A dog park is already fairly “green” because it is a typically grassy area where dogs can run and play. Here are ways to make sure your park is “greener”:
• Don’t get the “best grass in the land.” There is no need for weed killers or fertilizers. After all, dogs are there to enjoy running, playing, and digging, meaning they will be doing their best to mess it up anyway. Keep watering the grass to a minimum to save valuable resources.
• Many dog parks have water available through pump stands, fountains or hoses. Make sure all the fittings and connections are tight. Avoid the temptation to run a sprinkler for the dogs.

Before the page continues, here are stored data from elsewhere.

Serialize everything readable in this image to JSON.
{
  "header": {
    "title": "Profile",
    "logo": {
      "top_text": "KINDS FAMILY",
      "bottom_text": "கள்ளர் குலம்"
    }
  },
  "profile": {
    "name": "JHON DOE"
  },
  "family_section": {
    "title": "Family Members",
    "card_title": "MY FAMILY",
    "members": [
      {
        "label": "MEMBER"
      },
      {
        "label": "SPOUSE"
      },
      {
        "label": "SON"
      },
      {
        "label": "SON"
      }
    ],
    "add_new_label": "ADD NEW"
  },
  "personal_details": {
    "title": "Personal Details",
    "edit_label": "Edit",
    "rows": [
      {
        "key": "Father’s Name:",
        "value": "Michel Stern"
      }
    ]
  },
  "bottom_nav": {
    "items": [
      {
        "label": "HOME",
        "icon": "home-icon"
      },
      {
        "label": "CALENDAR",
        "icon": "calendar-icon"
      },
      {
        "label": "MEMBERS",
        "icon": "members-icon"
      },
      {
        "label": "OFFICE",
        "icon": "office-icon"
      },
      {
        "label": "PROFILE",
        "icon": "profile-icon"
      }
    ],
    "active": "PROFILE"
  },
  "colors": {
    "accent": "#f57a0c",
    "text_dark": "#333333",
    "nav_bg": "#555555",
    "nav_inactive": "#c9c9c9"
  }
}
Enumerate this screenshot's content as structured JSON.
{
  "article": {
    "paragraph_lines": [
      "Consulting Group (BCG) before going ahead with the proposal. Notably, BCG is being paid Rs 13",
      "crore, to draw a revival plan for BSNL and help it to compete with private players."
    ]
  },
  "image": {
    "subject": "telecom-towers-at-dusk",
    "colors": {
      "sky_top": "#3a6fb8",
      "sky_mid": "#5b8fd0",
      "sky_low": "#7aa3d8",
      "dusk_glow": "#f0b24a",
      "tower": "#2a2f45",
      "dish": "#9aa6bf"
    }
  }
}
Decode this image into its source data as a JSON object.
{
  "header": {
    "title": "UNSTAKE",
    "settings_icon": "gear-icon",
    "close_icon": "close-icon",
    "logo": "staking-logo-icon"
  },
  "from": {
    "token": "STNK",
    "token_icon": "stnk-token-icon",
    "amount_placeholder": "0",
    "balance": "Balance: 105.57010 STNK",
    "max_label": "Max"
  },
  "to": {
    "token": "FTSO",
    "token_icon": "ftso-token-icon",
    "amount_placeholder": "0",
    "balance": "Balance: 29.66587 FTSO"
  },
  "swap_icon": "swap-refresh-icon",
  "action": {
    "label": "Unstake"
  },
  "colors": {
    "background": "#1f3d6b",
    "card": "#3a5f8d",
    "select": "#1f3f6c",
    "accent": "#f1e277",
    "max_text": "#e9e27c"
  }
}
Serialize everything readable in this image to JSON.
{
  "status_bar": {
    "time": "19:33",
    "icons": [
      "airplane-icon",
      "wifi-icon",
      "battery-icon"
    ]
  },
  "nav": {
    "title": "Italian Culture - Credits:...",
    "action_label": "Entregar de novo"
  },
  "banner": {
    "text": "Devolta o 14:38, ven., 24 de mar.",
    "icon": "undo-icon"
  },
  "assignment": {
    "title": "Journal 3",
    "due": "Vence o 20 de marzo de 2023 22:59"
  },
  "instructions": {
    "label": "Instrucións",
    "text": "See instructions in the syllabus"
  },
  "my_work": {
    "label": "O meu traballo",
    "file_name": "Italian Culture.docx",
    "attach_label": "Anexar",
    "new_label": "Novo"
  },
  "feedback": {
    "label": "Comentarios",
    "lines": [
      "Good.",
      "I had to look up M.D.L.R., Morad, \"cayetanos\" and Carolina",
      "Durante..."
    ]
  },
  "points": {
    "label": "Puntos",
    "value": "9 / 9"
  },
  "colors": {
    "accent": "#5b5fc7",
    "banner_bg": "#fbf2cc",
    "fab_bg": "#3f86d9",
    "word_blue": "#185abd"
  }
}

They can have just as much fun running through an inexpensive pool, which also saves water.
• If the area lacks shade, develop and implement a landscaping plan. It will take some water initially, but it’s worth it. A pond can be included (but leave out the fish).
• Examine the content of play toys. Some “sustainable goods” stores provide toys made with recycled materials or sustainable fibers (grown without herbicides or pesticides). There may be some made from recycled plastic bottles.
• When planning a dog-washing day, choose soaps without ingredients that may be potentially harmful to the environment (and the dogs).
• Reduce the frequency of mowing (to lessen carbon monoxide emissions). The smaller the area, the easier it is to mow with a non-powered hand mower. You can leave plenty of room for the dogs to run while incorporating landscaping to help reduce the amount of grass or even eliminate difficult-to-mow corners.
• Be especially careful if using a de-icer in colder climates since dogs can ingest rock salt and salt-based products. Look for an ice-melting product that is safe for dog paws!
• For the disposal of dog waste, choose bags (typically made from corn) that will biodegrade in a landfill quickly. Consider acquiring a methane digester to turn the waste into fuel.
Your patrons (both human and canine) will appreciate the greening of their dog park.